A woman says a mouse went into her husband’s mouth when he was asleep and he swallowed it. A man advises her, “Hold a piece of cheese in front of his mouth and the mouse will come out.” Later, the woman is discovered waving a fish in front of her husband’s mouth. “I told you to use cheese,” the man says, “not a mouse!” The woman says, “Yes, but I have to get the cat out first.”
OK. I laughed.
There was a boat file: A passenger runs up to the captain and says, “Is my wife forward?” And the captain replies, “Well, yes, a little.”
Most of the jokes were about the war between the sexes. The kissing file was thick:
“He’s always out kissing some girl.” “I’d like to see him out-kiss me. . . . “
“The way you keep kissing me makes me pant.” “The way you pant makes me keep kissing you. . . . “
“What would I have to give you for just one kiss?” “Chloroform. . . .”
“Suppose some real ugly-looking fellow tried to kiss you. Would you object?” “Try me and see. . . .”

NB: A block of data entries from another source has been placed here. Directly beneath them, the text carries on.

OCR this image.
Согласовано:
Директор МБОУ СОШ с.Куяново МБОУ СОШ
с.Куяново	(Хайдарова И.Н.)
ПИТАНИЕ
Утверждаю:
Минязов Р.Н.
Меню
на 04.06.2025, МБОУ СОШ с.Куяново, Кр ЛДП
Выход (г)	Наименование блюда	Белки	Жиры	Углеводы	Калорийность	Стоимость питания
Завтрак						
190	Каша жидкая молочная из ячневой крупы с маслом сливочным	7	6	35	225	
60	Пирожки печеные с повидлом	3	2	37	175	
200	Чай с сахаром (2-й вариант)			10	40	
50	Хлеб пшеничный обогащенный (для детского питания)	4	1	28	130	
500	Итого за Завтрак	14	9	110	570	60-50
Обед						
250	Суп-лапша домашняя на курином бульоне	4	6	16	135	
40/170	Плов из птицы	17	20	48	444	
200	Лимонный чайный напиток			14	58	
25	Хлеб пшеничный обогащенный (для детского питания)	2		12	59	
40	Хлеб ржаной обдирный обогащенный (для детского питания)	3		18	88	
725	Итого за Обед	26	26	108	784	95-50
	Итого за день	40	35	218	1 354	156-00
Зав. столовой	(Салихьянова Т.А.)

“Do you believe in free love?” “Have I ever sent you a bill?”
The library contains scripts of many old radio shows and early television shows. There are eight volumes of Eddie Cantor scripts alone. In one script, Eddie is expecting a reporter from Look magazine to interview him. He tells his emcee, Jimmy Wallington, that his wife, Ida, is out of town, so he asked Central Casting to send him a wife for the interview.
Eddie leaves and the girl from Central Casting shows up. (It’s Eddie, of course.) He tells Wallington, “Hello, handsome. I’m the gal they sent over to be Eddie Cantor’s wife.” “You?” says Wallington. “Miss, you look a little young to be the wife of Eddie Cantor. Are you the oldest girl Central Casting could find?” “No--the bravest” “Well, have a seat, Miss.” “Honeysuckle Hanson’s muh handle, suh.” “You got a mighty nice handle, ma’am, and the rest of your luggage ain’t bad, either.”

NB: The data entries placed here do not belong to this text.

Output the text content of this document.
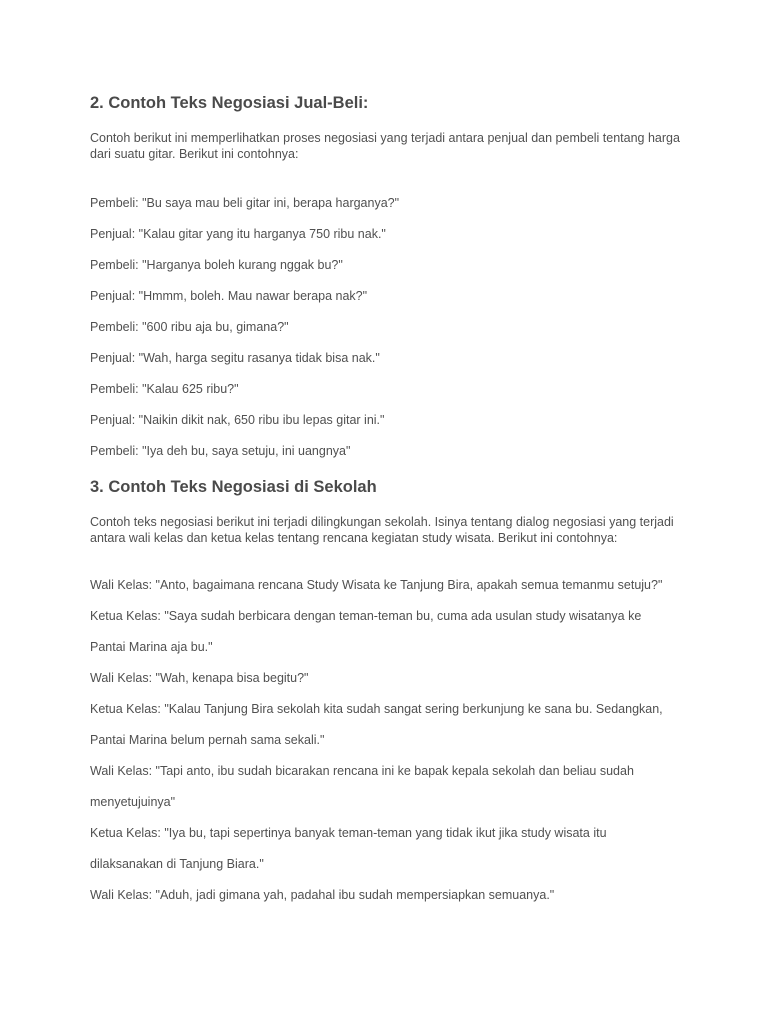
2. Contoh Teks Negosiasi Jual-Beli:

Contoh berikut ini memperlihatkan proses negosiasi yang terjadi antara penjual dan pembeli tentang harga dari suatu gitar. Berikut ini contohnya:

Pembeli: "Bu saya mau beli gitar ini, berapa harganya?"

Penjual: "Kalau gitar yang itu harganya 750 ribu nak."

Pembeli: "Harganya boleh kurang nggak bu?"

Penjual: "Hmmm, boleh. Mau nawar berapa nak?"

Pembeli: "600 ribu aja bu, gimana?"

Penjual: "Wah, harga segitu rasanya tidak bisa nak."

Pembeli: "Kalau 625 ribu?"

Penjual: "Naikin dikit nak, 650 ribu ibu lepas gitar ini."

Pembeli: "Iya deh bu, saya setuju, ini uangnya"

3. Contoh Teks Negosiasi di Sekolah

Contoh teks negosiasi berikut ini terjadi dilingkungan sekolah. Isinya tentang dialog negosiasi yang terjadi antara wali kelas dan ketua kelas tentang rencana kegiatan study wisata. Berikut ini contohnya:

Wali Kelas: "Anto, bagaimana rencana Study Wisata ke Tanjung Bira, apakah semua temanmu setuju?"

Ketua Kelas: "Saya sudah berbicara dengan teman-teman bu, cuma ada usulan study wisatanya ke

Pantai Marina aja bu."

Wali Kelas: "Wah, kenapa bisa begitu?"

Ketua Kelas: "Kalau Tanjung Bira sekolah kita sudah sangat sering berkunjung ke sana bu. Sedangkan,

Pantai Marina belum pernah sama sekali."

Wali Kelas: "Tapi anto, ibu sudah bicarakan rencana ini ke bapak kepala sekolah dan beliau sudah

menyetujuinya"

Ketua Kelas: "Iya bu, tapi sepertinya banyak teman-teman yang tidak ikut jika study wisata itu

dilaksanakan di Tanjung Biara."

Wali Kelas: "Aduh, jadi gimana yah, padahal ibu sudah mempersiapkan semuanya."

Pretty bad, but hardly worse than today’s situation comedies.
In a 76-volume bound file collected by Snag Werris, a radio and TV writer, I found a nude category. And I’ll bet that if I looked in the right place I’d have found this one: “Who was that lady I seen you with last night? “That was no lady, that was my wife.”
The library will be open to the public, by appointment.